After holding that the TVPA applied to CoreCivic, the district court denied the motion. CoreCivic filed an interlocutory appeal.

The Eleventh Circuit permitted the appeal on the narrow question of “whether the TVPA applied to work programs in federal immigration detention facilities operated by private for-profit contractors.”

The court noted that the TVPA prohibited anyone from obtaining labor or services: “(l) by means of force, threats of force, physical restraint, or threats of physical restraint to that person or another person; (2) by means of serious harm or threats of serious harm to that person or any other person; (3) by means of the abuse or threatened abuse of law or legal process; or (4) by means of any scheme, plan, or pattern intended to cause the person to believe that, if that person did not perform such labor or services, that person or another person would suffer serious harm or physical restraint.”

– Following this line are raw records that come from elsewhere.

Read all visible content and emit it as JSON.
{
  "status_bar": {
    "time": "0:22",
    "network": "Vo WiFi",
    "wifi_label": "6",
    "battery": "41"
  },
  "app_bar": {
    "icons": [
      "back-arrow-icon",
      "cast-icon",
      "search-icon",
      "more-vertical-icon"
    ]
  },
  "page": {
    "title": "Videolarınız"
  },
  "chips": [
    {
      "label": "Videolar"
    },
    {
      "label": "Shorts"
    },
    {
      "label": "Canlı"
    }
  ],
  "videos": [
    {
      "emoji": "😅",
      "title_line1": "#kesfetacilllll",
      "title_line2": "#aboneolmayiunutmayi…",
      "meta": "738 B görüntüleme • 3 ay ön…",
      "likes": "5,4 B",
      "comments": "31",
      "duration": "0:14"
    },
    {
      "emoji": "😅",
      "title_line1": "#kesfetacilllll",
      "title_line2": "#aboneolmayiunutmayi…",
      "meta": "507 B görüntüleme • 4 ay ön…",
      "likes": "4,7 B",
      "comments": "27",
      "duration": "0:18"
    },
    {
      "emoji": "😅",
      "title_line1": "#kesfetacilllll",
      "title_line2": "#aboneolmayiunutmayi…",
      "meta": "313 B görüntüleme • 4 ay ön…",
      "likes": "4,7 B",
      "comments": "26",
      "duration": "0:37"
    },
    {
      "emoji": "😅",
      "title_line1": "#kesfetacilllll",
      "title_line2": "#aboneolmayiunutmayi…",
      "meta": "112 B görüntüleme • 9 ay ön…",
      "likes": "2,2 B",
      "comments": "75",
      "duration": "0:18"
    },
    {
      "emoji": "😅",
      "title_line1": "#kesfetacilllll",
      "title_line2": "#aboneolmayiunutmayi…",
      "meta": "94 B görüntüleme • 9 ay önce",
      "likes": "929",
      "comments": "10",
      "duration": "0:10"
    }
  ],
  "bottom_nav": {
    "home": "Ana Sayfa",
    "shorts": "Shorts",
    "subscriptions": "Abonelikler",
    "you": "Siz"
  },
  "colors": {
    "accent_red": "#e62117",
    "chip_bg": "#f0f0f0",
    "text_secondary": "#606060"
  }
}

The court held that the language of the TVPA is “plain and unambiguous.” It creates criminal and civil causes of action for “whoever” knowingly obtains labor by various coercive means. The use of the terms “whoever” and “person” places no limit on whom the Act applies to. Referencing the Dictionary Act, the court noted that this included “corporations, companies, associations, firms, partnerships, societies, and joint stock companies, as well as individuals.”